South Korean Ferry Crew Charged With Homicide, And Now They Could Face the Death Penalty

Nearly a month after their initial arrest, four crew members of the sunken South Korean ferry were charged with homicide on Thursday, while the rest of the 15-member crew faced the less severe charges of negligence. If convicted, the 68-year-old ship captain, Lee Joon-seok — known also as the captain who escaped in his underwear — along with the ferry's chief engineer, the chief mate, and the second mate, could all be looking at either life imprisonment or the death penalty.

Since the ship capsized on April 16, leaving 281 dead and 23 still missing, both the ferry and its crew have been under intense scrutiny. Seven of the ferry's crew members have been blasted for being the first to escape the sinking ship, getting on life rafts while telling the hundreds of passengers — mostly schoolkids — to stay on the ferry. Captain Lee Joon-seok in particular has come under fire for his behavior as the ferry capsized: not only was he not on at the helm of the ship as it began to tilt — leaving first-time steerer Park Han-gyeol in charge — a recent video showed the captain jumping into the arms of a rescuer as the rest of the passengers clung on for dear life. On Thursday, the captain, the two ship’s mates, Kang Won-sik and Kim Young-ho; and the ferry’s chief engineer, Park Gi-ho, were all charged with murder.

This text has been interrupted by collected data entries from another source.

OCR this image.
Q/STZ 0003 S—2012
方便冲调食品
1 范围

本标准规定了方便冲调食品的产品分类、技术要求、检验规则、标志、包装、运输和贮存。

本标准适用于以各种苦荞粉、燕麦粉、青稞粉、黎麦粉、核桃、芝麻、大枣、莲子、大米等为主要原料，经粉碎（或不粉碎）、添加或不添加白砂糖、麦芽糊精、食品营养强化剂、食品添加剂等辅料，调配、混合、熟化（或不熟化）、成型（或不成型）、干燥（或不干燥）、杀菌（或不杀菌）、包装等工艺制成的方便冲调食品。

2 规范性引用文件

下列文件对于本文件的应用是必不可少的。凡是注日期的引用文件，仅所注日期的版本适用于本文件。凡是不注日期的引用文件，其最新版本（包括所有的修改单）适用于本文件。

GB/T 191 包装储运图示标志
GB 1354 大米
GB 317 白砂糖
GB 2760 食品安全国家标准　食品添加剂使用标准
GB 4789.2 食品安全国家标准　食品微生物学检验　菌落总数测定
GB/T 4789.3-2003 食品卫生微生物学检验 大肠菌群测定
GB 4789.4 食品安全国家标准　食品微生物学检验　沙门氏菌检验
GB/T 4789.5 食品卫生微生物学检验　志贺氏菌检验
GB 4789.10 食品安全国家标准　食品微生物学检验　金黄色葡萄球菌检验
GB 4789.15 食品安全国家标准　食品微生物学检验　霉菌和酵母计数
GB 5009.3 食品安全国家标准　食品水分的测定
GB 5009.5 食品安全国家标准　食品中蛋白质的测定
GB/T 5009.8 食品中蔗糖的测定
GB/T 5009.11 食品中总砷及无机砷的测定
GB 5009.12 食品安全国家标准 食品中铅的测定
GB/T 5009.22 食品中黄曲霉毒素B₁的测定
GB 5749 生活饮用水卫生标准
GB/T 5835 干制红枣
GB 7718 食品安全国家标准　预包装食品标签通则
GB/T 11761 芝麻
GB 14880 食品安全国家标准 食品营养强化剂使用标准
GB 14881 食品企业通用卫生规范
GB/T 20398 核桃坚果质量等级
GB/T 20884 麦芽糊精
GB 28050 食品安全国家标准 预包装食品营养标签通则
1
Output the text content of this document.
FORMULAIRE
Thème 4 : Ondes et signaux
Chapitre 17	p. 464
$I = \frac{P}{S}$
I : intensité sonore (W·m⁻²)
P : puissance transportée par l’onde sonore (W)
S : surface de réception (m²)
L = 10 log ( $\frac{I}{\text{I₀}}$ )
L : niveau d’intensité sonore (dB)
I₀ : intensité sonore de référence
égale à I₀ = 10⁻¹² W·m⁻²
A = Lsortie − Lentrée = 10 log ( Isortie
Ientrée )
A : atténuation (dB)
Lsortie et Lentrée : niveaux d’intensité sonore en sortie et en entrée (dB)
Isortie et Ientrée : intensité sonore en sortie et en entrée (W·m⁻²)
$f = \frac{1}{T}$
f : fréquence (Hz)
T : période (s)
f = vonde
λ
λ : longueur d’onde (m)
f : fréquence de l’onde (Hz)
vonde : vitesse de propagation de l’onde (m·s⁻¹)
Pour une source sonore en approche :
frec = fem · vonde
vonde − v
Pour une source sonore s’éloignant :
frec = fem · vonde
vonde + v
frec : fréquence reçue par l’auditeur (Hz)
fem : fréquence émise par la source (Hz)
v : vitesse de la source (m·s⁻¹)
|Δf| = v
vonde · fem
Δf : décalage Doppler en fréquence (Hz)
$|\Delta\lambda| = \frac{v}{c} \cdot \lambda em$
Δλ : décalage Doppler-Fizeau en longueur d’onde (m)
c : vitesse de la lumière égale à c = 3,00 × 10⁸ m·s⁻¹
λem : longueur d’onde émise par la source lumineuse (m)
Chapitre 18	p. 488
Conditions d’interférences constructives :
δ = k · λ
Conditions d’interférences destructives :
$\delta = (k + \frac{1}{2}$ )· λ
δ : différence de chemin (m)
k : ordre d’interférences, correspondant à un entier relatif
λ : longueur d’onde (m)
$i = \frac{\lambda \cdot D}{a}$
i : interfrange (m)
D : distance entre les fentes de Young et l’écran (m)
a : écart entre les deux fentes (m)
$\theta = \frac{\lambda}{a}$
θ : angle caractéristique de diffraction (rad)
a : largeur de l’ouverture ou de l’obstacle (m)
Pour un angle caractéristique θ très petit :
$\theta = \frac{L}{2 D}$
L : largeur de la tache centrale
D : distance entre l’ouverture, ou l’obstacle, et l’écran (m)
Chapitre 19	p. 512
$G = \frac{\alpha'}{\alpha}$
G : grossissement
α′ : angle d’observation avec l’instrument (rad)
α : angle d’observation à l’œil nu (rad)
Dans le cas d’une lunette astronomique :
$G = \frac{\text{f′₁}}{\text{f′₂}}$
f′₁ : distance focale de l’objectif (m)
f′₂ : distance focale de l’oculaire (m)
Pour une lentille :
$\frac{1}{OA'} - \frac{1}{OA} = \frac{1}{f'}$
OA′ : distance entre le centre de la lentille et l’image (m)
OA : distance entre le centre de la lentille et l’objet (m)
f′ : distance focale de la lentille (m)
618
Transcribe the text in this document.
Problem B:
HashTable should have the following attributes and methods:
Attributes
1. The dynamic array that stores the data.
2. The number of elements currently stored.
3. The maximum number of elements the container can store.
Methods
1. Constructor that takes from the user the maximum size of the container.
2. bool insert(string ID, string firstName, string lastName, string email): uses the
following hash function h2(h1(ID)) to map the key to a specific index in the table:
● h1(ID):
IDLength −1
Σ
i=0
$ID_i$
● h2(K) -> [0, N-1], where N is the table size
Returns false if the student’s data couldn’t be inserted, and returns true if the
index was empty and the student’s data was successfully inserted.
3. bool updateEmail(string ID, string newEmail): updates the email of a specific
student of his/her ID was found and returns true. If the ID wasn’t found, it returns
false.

Not all the blame has been focused on the crew, however. As Bustle previously reported, recent investigations have shown that the ferry was constantly overloaded in the year or or so before it sank — on the day it capsized, it was carrying over three times its weight. And part of the way more cargo was piled on there was by reducing the ship's ballast water, a key mechanism in keeping the boat stable.

RT on YouTube

Although it's been nearly twenty years since capital punishment was used in South Korea, it's still a legal possibility, and public outrage at the tragic disaster may be a factor in how the court proceedings go down. According to the Korea Herald, it's still not clear whether the crew members will face a trial of their peers — the law requires all defendants to agree to a jury trial, and doing so may not be in their favor.